The Chinese word for relaxation is where the term “Fàng Sng” comes from. The owners’ desire to live on the ocean and their first-time experience living near the coast served as the catalyst for the project. They bought a vessel and hired Crossboundaries to turn it into a tiny home fit for habitation and employment.
“Crossboundaries has re-designed a fully solar-powered motorboat with high-end, tiny-home characteristics that enable it to function as a slow-motion traveling nest,” explained the firm. “The five-year-old boat caught Marianne’s eye, its exterior’s resemblance to a bus on the water and the potential for the interior design quickly sparked her interest. With enough space for up to two persons as well as guests, it had the potential to easily become a personal retreat for re-energizing and a cozy getaway to invite friends and family.”
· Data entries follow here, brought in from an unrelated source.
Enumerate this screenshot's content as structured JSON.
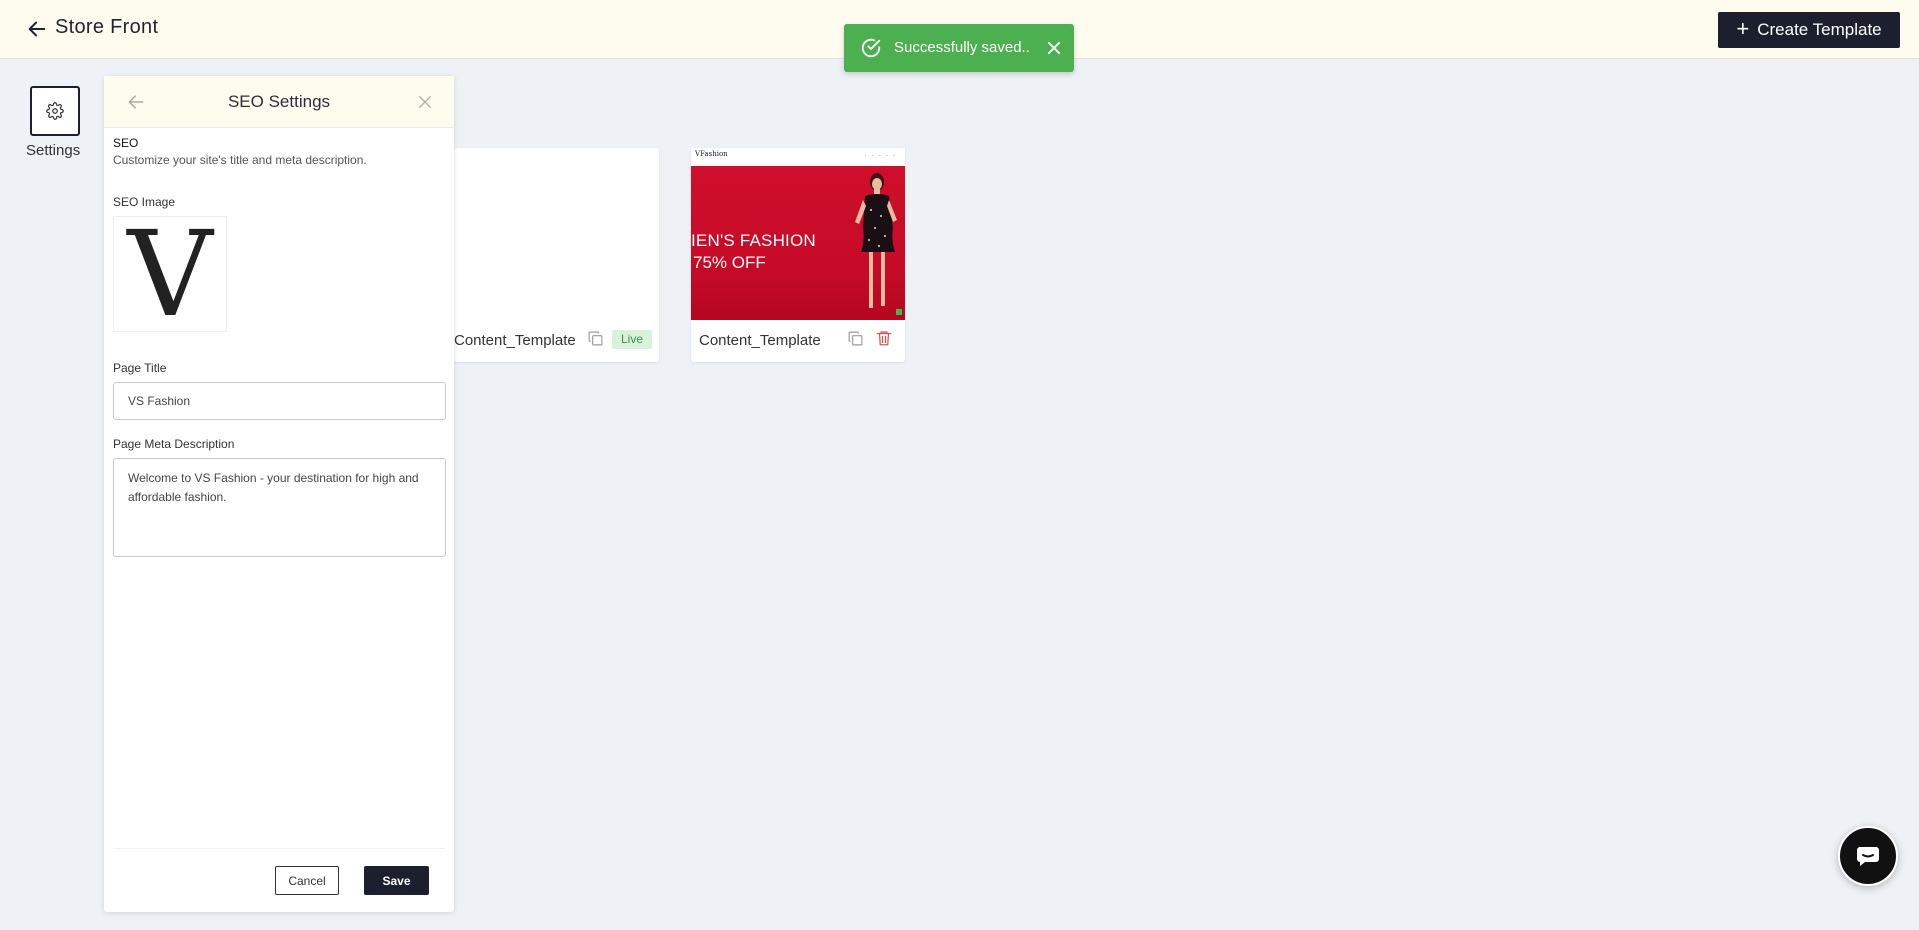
{
  "header": {
    "title": "Store Front",
    "create_button_label": "Create Template"
  },
  "toast": {
    "message": "Successfully saved..",
    "color": "#4caf50"
  },
  "sidebar": {
    "settings_label": "Settings"
  },
  "seo_panel": {
    "title": "SEO Settings",
    "section_heading": "SEO",
    "section_description": "Customize your site's title and meta description.",
    "image_label": "SEO Image",
    "image_letter": "V",
    "page_title_label": "Page Title",
    "page_title_value": "VS Fashion",
    "meta_description_label": "Page Meta Description",
    "meta_description_value": "Welcome to VS Fashion - your destination for high and affordable fashion.",
    "cancel_label": "Cancel",
    "save_label": "Save"
  },
  "templates": [
    {
      "name": "Content_Template",
      "status": "Live"
    },
    {
      "name": "Content_Template",
      "thumbnail": {
        "logo": "VFashion",
        "banner_line1": "IEN'S FASHION",
        "banner_line2": "75% OFF",
        "banner_color": "#c8102e"
      }
    }
  ],
  "colors": {
    "header_bg": "#fefcef",
    "primary_dark": "#1c1f2e",
    "live_badge_bg": "#d9f2dc",
    "delete_red": "#e05252"
  }
}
Given its tiny house inspiration, the interior, which occupies 62 sq m (667 sq ft) on one floor, is surprisingly spacious. The floating home has a lot of windows, much of it movable, which maximises lighting and ventilation within. Although those contrasting primary reds and yellows are not going to be to everyone’s taste, the decor appears to be quite bright and cheery.
The living area, which contains a living room with a big couch bed, shelving, and a work desk looking out a window, takes up a good amount of the available floor space. A foldable dining table that can be stored away when not in use, as well as an oven, a sink, a fridge, and a four-burner stove powered by propane, are all included in the kitchen, which appears to be well-stocked.
Over the steering wheel, a folding bed may be added, and there is plenty of underfloor storage throughout practically the entire house. There is a terrace space outside with chairs, and there is a pellet stove that can be remotely controlled by an app to meet heating demands.
While Crossboundaries claims that under ideal circumstances, the tiny houseboat is able to run entirely on solar panels and can sail for about 50 km (31 miles), every day, we don’t have any concrete numbers on the capacity of its solar panels, which are positioned on the façade and rooftop.
Future upgrades for the Fàng Sng include a water filtration system and a biological sewage treatment system, which will enable the floating home to spend more time away from the coast.